How to Schedule a Guided Fly Fishing Excursion
The details of booking your next fly fishing trip are important so remember some of these points when researching your next fly fishing adventure and your trip will be an overall better experience. If you have never been out on a guided fly fishing trip and are interested in trying the sport reading this short blog will help you select what type of trip may be best. We will answer the common question “what might I expect on a fly fishing trip” by explaining to you the best questions to ask your potential guide service.
It is advisable to schedule your trip over the phone and ask for an email confirmation with a copy of your deposit receipt. You will be best to give your sensitive credit card information to an employee of the guide service who is providing you with information about the trip. Face to face is a good way to set up a trip, especially if you may require assistance in less than 24 hours.
Most all fly fishing guide services will answer the phone, sometimes lone guides or outfitters without a fly shop will need to reply based on a message you leave. It is best to contact these types of services after hours. The best time to call a fly fishing guide service is usually mid-morning. Typically the fly shops have the morning trips out and can spend more time on the phone with you, if necessary, to help you select the best trip for yourself or your group.
Describe your current situation, if you have fly-fished all your life or if this may be the first time. Also detail hhen you may be able to spend the time and how much time you may have. Note if you have any physical or age limitations, or if there will be young children or seniors.
Describe your fly fishing expectations or lack of them to the person on the phone. Do you see yourself on a small creek? Do you see yourself in the snow wading under a covered bridge? Do you see yourself hiking to an alpine lake? Do you see yourself floating a remote western river?
If the shop employee on the other end of the phone line answers your questions to your satisfaction and you have maybe visited the fly shops web site and feel comfortable, go ahead and schedule a date and time for a trip. Unless you have a tight schedule ask what time of day the fishing would most likely be best.
Decide if it is best to go for a full day or a half day guided trip and where you may go should you choose a full day or a half day. Also inquire if a float trip or a wade trip may be a better choice for you.
Float fishing can provide more intense scenery and better opportunities at less selective trout. Wade fishing provides a more intimate experience with a guide, allowing for more hands on instruction. Float and wade options are good for both beginners and experts alike. Once you have selected a trip and decided what it will cost go over what the guide service supplies for free and what you may need to pay extra for. No two guide services are exactly alike.
Guide services may supply gear and food. You may need to pay for gear, flies, licenses and more, so please ask, “What’s included and what’s not included”. Most clients can feel confident bringing rainwear, hat, and sunglasses. You may what to purchase a fishing license on line prior to your trip, most states offer this option.
Should you find that you are on a full day trip and you have any dietary concerns express them to the person booking your fly fishing event.

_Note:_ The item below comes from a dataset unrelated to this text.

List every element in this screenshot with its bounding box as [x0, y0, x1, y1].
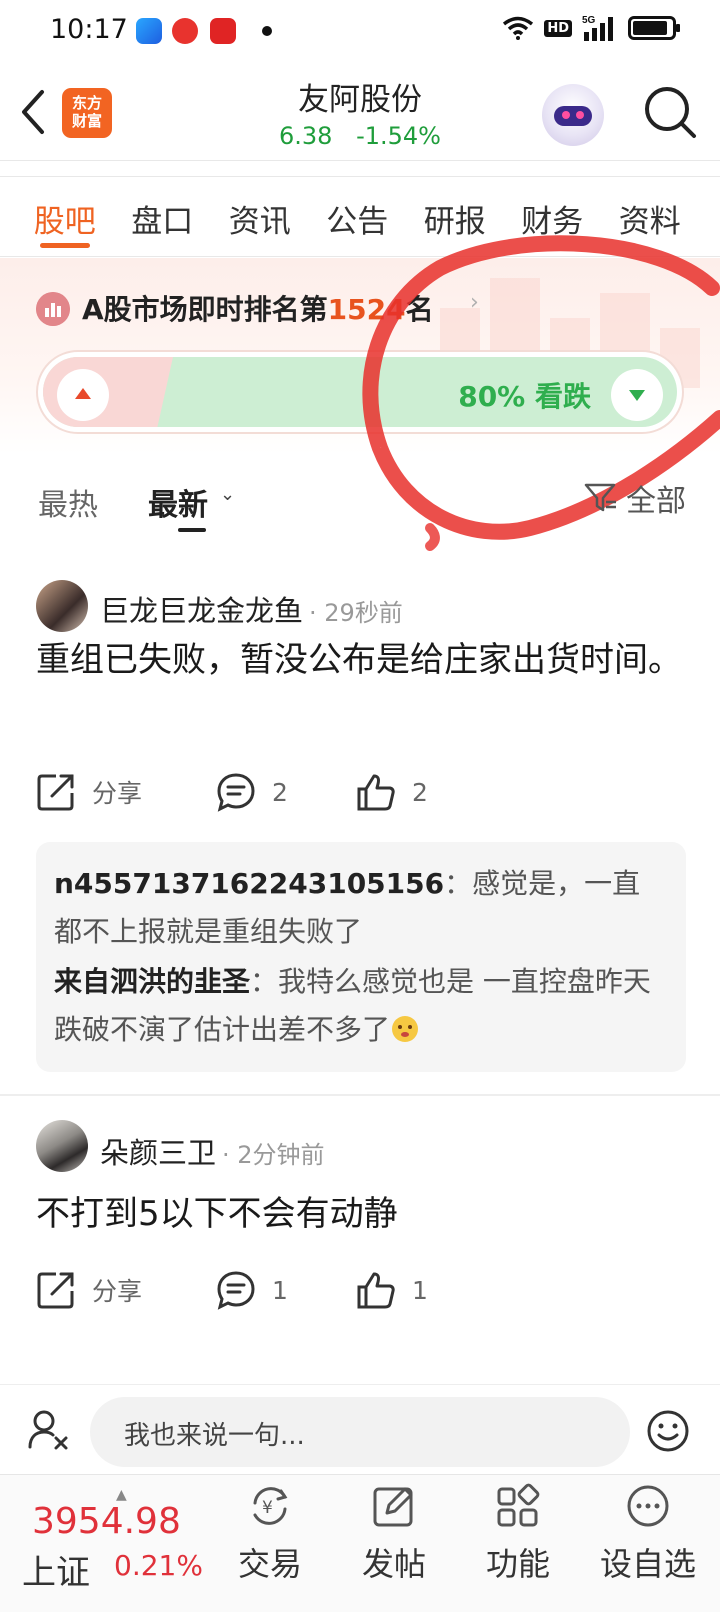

Vail Valley Anglers, Edwards, Colorado, the shop I am lucky to help out, provides several dining options. This past summer I had all types of lunches including the basic make your own sandwich to both gluten free and vegetarian options. If your kids want peanut butter and jelly and will have more fun eating that, ask the guide service to provide a PBJ.
Let’s face the facts; everyone wants the “best” guide available for their own special trip. The “best” guide can mean a lot of different things to different people but consider these fly fishing guide attributes when asking to be matched with a guide; experienced, hard-working, detail-oriented, exciting, steady, young or old, male or female, type A or not, of course you may need to confirm your trip early on to get the “best” guide.
Since no one guide may be “best” for everyone it may be best to describe yourself and/or your fishing partner to let the guide service figure out who may be best to serve you.
Next, ask to please have your guide phone you the night before the trip and don’t forget to provide a time frame when you may answer the call.
Reconfirm your trip details with the guide who will be guiding you the next day. Be sure to ask the guide for the best time to meet again and decide where you may be meeting, if not at the fly shop. Confirm what type of trip you are doing and where you may be heading. Make sure the guide is aware of any time commitments you may have scheduled like a massage or dinner plans, especially if you are vacationing in Central Colorado’s Vail Valley as most of my guided anglers tend to be.
This may also be a good time to let your guide know if you have any special needs or goals. Be careful here to set activity goals that lead you to opportunities for fish and not fish in and of themselves. Your guide will help you to come up with a few activity goals should you be a bit short on fly fishing goals.
It is always good to confirm, for example; you may be taking your ninety year old dad out for his birthday and your wife scheduled a wade fishing trip. Mobility is a safety issue for an elder and a boat would be much more accommodating situation. Knowing this the night before is huge!
One last item, after having administrated over 10,000 fly fishing trips, some larger than 500 anglers I have come to a conclusion; The cheapest fly fishing trip is not always the best trip. The sport allows for many compromises when it comes to guides abilities, rental equipment, retail environment and general customer service. You will most likely get what you pay for.
Try to select a guide service you like and build a relationship with a guide. This will enable you to grow more as a fisherman and provide the guide with an opportunity to better serve your needs.